A survey of consumer attitudes concerning both the present situation as well as expectations regarding economic conditions conducted by The Conference Board. Five thousand consumers across the country are surveyed each month. The level of consumer confidence is directly related to the strength of consumer spending. Consumer confidence and consumer sentiment are two ways of talking about consumer attitudes. Among economic reports, consumer sentiment refers to the Michigan survey while consumer confidence refers to The Conference Board’s survey.
Why do Investors Care?
The pattern in consumer attitude and spending is often the foremost influence on stock and bond markets. For stocks, strong economic growth translates to healthy corporate profits and higher stock prices. For bonds, the focus is whether economic growth goes overboard and leads to inflation. Ideally, the economy walks that fine line between strong growth and excessive (inflationary) growth. This balance was achieved through much of the nineties. For this reason alone, investors in the stock and bond markets enjoyed huge gains during the bull market of the 1990s. Consumer confidence did shift down in tandem with the equity market in 2000 and 2001.

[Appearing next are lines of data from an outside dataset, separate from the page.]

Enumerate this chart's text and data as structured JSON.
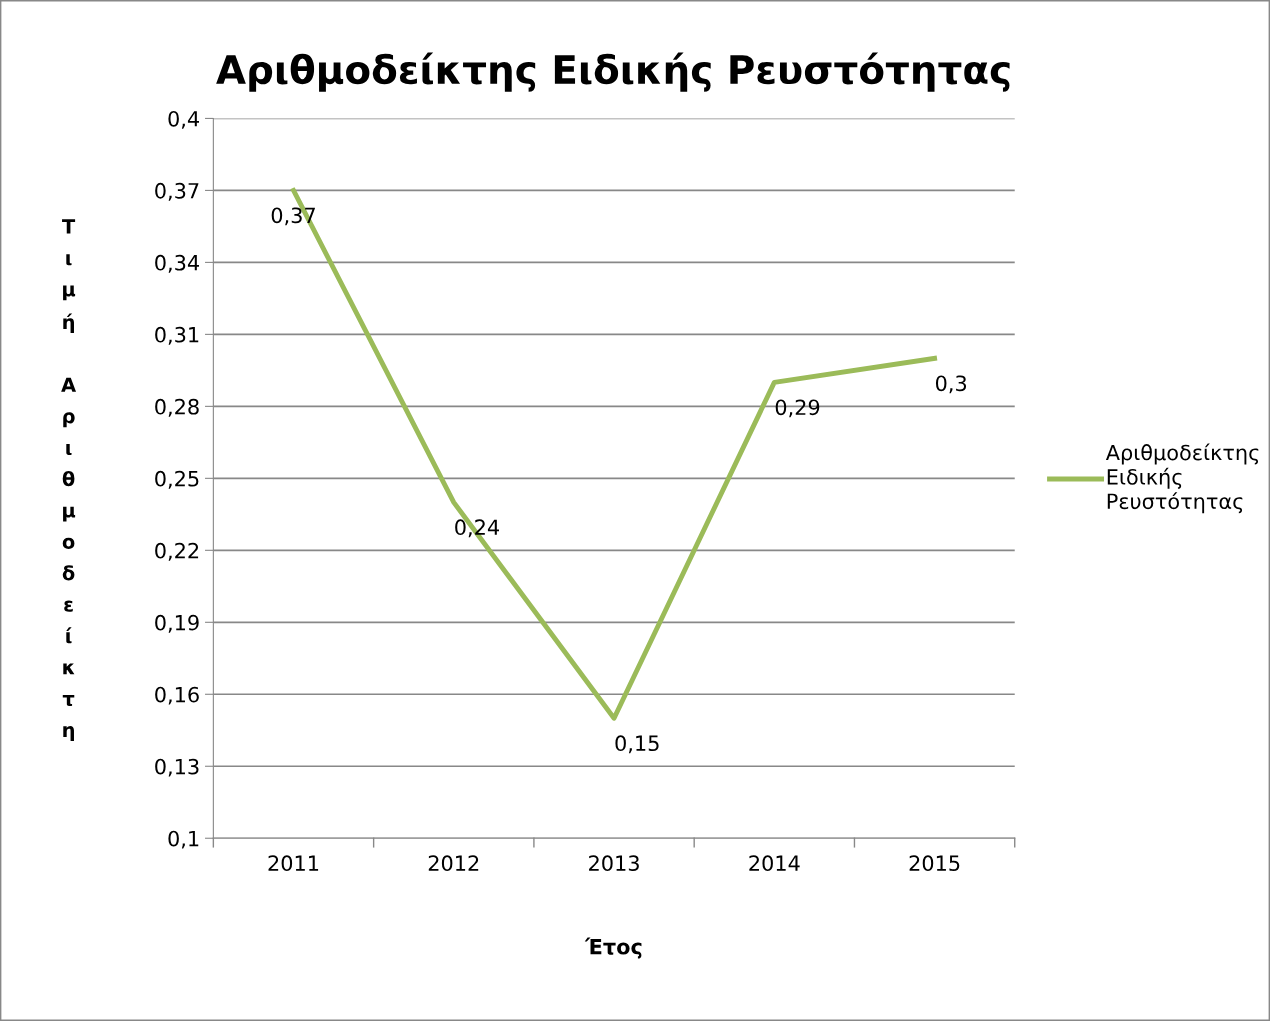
{
  "chart_data": {
    "type": "line",
    "title": "Αριθμοδείκτης Ειδικής Ρευστότητας",
    "xlabel": "Έτος",
    "ylabel": "Τιμή Αριθμοδείκτη",
    "categories": [
      "2011",
      "2012",
      "2013",
      "2014",
      "2015"
    ],
    "series": [
      {
        "name": "Αριθμοδείκτης Ειδικής Ρευστότητας",
        "color": "#9bbb59",
        "values": [
          0.37,
          0.24,
          0.15,
          0.29,
          0.3
        ],
        "value_labels": [
          "0,37",
          "0,24",
          "0,15",
          "0,29",
          "0,3"
        ]
      }
    ],
    "ylim": [
      0.1,
      0.4
    ],
    "yticks": [
      {
        "value": 0.1,
        "label": "0,1"
      },
      {
        "value": 0.13,
        "label": "0,13"
      },
      {
        "value": 0.16,
        "label": "0,16"
      },
      {
        "value": 0.19,
        "label": "0,19"
      },
      {
        "value": 0.22,
        "label": "0,22"
      },
      {
        "value": 0.25,
        "label": "0,25"
      },
      {
        "value": 0.28,
        "label": "0,28"
      },
      {
        "value": 0.31,
        "label": "0,31"
      },
      {
        "value": 0.34,
        "label": "0,34"
      },
      {
        "value": 0.37,
        "label": "0,37"
      },
      {
        "value": 0.4,
        "label": "0,4"
      }
    ],
    "grid": "y",
    "legend": "right",
    "marker": "none",
    "line_style": "solid"
  }
}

Consumer spending accounts for two-thirds of the economy, so the markets are always dying to know what consumers are up to and how they might behave in the near future. The more confident consumers are about the economy and their own personal finances, the more likely they are to spend. With this in mind, it’s easy to see how this index of consumer attitudes gives insight to the direction of the economy. Just note that changes in consumer confidence and retail sales don’t move in tandem month-by-month.